At the beginning of the story, the opening paragraph, what should it be like? For me, I thought it would have to include words that would hook you and make your stomach turn. At least, that's what I was told. In my novel that I am writing now, that I just got a start on today, I want the opening paragraph to be one that someone can be like 'whoa, I need to keep reading'. Does anybody have any tips or pointers for me that could make an opening to a book more interesting?
I try to always open my books with an event..usually a triggering event that somehow ties in with my story. But if you have no real triggering point that is appropriate to starting a story, then what I suggest is that you introduce your main character in some fashion that gives the reader a sense of wanting to know more about that person. Characters drive a story and even the most mundane of events can be interesting if told in an interesting and easily visualized manner.
The prologue that I have posted in the Novel section has something to do with a very big plot point in later events that will be revealed, but since I'm not going to be posting the entire novel on here, I can't really give it away. But what I'm trying to say is that IF you do have a prologue or an opener sentence, is it imparative that you have it so the first sentence is a big hook to the reader to encourage them to keep reading?
I normally start with a mood and transition from that into a character introduction. I try to make the mood(s) of the story apparant from the get go, but I also throw other moods in the mix as to keep the story from being repetitive.
I dont think its so important to have that STELLAR first sentence. The one that just reaches out and grabs you by the throat..I mean by all means its nice to have that..but i rarely put down a book because the first sentence isnt an award winner. HOWEVER, if something in that first paragraph doesnt really catch my eye..I generally wont pick it up again.

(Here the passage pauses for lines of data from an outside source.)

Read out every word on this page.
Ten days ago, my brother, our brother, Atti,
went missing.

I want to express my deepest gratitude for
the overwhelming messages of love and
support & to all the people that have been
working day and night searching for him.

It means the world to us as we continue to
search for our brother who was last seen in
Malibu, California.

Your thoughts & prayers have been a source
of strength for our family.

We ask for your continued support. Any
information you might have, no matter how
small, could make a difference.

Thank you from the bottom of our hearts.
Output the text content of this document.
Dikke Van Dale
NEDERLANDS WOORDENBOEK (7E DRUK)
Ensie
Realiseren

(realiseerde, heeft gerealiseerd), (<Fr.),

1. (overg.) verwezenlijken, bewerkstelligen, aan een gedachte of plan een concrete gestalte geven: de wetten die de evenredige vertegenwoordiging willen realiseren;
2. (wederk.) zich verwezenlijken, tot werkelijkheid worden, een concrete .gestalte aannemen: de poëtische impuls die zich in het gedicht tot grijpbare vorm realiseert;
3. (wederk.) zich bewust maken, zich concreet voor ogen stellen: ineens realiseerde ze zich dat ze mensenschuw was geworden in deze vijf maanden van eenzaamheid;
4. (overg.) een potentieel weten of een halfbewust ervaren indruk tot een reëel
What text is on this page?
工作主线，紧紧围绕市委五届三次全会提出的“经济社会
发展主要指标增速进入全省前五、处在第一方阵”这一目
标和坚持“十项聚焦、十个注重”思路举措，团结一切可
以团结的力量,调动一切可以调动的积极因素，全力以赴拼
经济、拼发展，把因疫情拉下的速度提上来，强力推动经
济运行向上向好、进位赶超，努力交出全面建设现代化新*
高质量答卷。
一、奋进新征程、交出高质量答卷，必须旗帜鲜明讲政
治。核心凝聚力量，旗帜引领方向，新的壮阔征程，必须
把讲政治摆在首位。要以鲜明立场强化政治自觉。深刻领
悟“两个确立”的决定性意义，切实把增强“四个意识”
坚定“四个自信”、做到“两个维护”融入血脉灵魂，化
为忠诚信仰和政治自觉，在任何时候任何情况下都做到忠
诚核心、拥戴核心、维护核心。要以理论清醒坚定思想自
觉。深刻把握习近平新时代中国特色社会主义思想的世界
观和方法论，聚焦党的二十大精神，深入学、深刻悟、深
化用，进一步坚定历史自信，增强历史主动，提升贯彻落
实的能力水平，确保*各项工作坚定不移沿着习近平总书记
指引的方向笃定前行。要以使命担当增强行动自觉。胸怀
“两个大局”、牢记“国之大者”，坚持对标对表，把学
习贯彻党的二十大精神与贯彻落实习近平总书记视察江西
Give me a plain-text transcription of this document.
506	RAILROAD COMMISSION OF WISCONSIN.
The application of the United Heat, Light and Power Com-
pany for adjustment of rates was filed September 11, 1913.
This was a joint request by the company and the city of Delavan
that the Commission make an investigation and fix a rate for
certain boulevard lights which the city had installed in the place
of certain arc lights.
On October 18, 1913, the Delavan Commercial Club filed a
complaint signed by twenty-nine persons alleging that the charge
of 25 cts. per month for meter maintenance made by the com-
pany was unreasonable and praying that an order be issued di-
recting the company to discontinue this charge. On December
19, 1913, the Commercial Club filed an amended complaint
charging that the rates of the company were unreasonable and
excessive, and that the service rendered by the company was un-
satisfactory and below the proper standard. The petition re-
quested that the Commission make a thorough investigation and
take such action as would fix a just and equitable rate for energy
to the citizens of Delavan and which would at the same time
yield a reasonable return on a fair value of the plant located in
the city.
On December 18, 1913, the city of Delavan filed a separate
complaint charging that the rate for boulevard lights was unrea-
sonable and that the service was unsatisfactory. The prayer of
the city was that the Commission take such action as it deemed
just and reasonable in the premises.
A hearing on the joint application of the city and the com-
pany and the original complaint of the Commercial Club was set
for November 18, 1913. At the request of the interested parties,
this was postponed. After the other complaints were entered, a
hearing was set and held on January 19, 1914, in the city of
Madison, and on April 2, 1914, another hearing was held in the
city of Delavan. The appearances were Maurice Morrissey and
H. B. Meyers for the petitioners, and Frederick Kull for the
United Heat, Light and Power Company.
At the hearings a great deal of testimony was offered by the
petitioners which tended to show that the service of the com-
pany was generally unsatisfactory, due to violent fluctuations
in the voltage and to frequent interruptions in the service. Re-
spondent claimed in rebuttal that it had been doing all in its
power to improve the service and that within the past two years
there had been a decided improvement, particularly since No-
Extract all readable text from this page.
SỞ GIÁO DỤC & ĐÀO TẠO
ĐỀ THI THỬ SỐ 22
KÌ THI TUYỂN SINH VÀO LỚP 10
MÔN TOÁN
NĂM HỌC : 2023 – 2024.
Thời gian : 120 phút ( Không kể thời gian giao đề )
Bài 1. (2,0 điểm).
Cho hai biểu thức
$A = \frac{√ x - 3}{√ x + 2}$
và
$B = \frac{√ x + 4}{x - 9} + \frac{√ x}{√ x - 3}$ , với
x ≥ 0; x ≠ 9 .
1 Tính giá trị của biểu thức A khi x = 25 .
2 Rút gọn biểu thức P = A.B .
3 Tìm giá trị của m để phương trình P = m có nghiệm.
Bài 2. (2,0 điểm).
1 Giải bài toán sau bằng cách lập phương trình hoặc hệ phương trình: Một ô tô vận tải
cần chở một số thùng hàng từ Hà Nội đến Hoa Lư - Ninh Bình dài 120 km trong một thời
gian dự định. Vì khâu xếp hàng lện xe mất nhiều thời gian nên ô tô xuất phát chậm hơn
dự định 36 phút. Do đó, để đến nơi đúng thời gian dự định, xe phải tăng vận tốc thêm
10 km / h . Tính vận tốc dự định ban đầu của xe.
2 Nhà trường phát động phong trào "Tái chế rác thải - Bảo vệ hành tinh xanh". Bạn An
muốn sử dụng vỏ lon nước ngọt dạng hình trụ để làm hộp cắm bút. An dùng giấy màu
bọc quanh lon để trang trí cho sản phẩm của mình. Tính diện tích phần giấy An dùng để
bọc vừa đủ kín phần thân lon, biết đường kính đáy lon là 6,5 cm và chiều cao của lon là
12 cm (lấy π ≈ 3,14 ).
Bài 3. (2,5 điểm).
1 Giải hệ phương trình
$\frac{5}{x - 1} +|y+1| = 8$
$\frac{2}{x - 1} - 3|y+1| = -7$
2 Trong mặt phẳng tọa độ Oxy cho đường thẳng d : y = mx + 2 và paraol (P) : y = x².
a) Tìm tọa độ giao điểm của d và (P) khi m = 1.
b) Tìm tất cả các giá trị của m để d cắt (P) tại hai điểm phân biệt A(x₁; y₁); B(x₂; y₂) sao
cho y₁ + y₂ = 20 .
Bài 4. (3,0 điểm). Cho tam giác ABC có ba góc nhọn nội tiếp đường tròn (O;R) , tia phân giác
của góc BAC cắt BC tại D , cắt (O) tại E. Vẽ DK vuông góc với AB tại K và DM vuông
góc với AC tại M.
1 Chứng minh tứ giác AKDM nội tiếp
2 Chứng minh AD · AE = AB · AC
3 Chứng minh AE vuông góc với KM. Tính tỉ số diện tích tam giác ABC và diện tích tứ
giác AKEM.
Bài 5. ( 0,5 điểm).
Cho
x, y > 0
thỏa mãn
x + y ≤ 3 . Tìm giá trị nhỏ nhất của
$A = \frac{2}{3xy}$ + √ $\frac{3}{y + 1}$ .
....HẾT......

Yeah, it's funny 'cause I've also been told to make my openers sound gripping or serious so it grab's the reader's attention, but I'm not like that. If I read a starting sentence around the likes of: "Mary sat on a deteriorating dock and looked out to her favorite lake in the whole world." I wouldn't be like, "hmm, you know what, I really don't like that deck, so this book goes back." Actually I don't read much modern novels, they're all murder/suspense. Usually I don't even flip to the first page, I just flip it over and read the back and if it hints towards suspense/thriller/murder/mystery I put it back on the shelf. Heh. Actually the best opener I've ever read was in a book called "Choke" by Chuck somethingorother (the author of Fight Club) The first page or two is him telling you not to read his book. Nothing good will come to you from reading this book, he says. Go do something more important with your time. Anything at all. Anything would be better than reading this story. Ha-ha. Great stuff
I agree that the first sentence doesn't need to be used as the "hook", only as a building block to the opening paragraph. In fact, how many truly great first sentences are there? I really like Anton Chekhov's The Lady With the Little Dog's opener ("People said that there was a new arrival on the Promenade: a lady with a little dog"), because it hints at the protagonist hunting for flesh blood, but this only becomes apparant once you're fully into the story. So I think trying to write the best possible opening paragraph is the better way to go. But the best first sentence I've come across is from Franz Kafka's The Metamorphosis: "As Grega Samsa awoke one morning from uneasy dreams he found himself transformed in his bed into a gigantic insect." That's just perfect. It has everything: setting, character, mood, theme, genre, intrigue. If only I could write an opener like that!
Okay, I get what all of you are saying and all of you have different opinions on this, but my main worry is the opening sentence in the novel I am writing. Here's my opening paragraph: Within the dead of night, one foul whisper echoed off the trees and fell into silence, signaling an end to peace. The night’s dark blanket covered the sky, casting an evil look down upon the land of Garedia. There were no stars twinkling, no chirps of crickets—not even the hoots of the owls. That's the opener paragraph to my novel.
OK i read your other thread with you opening in it. This is the edit I would do on it. You have some issues with sentence structure and so on..BUT its a great start and an eye catching opener. heres the edit..take a look at it..and compare it to what you had. What you had wasnt bad, it was just a bit wordy and repetitive. "The night’s dark blanket covered the sky, casting a dark shadow upon the land of Garedia. There were no stars twinkling, no chirps of locusts—not even the hoots of the owls. The secrecy of the night meant a malignant omen was coming to pass. Ice cold rain poured from the black clouds, pelting the leaves of the forest trees and flowing to the grass below where it disappeared into the soil. Amidst the constant downpour was the thunderous sound of stampeding horses, their hooves slapping against the sodden earth. Within the darkness, one foul whisper echoed off the trees and fell into silence, signaling an end to peace. "
I know this isn't what you're looking for but I just want to point out this issue with structure. You wrote: There were no stars twinkling, no chirps of locusts—not even the hoots of the owls. But structurally, it would be cleaner to write: There were no stars twinkling, no locusts chirping --not even a single owl hooting. You went from an active voice to a passive voice and that doesn't read well.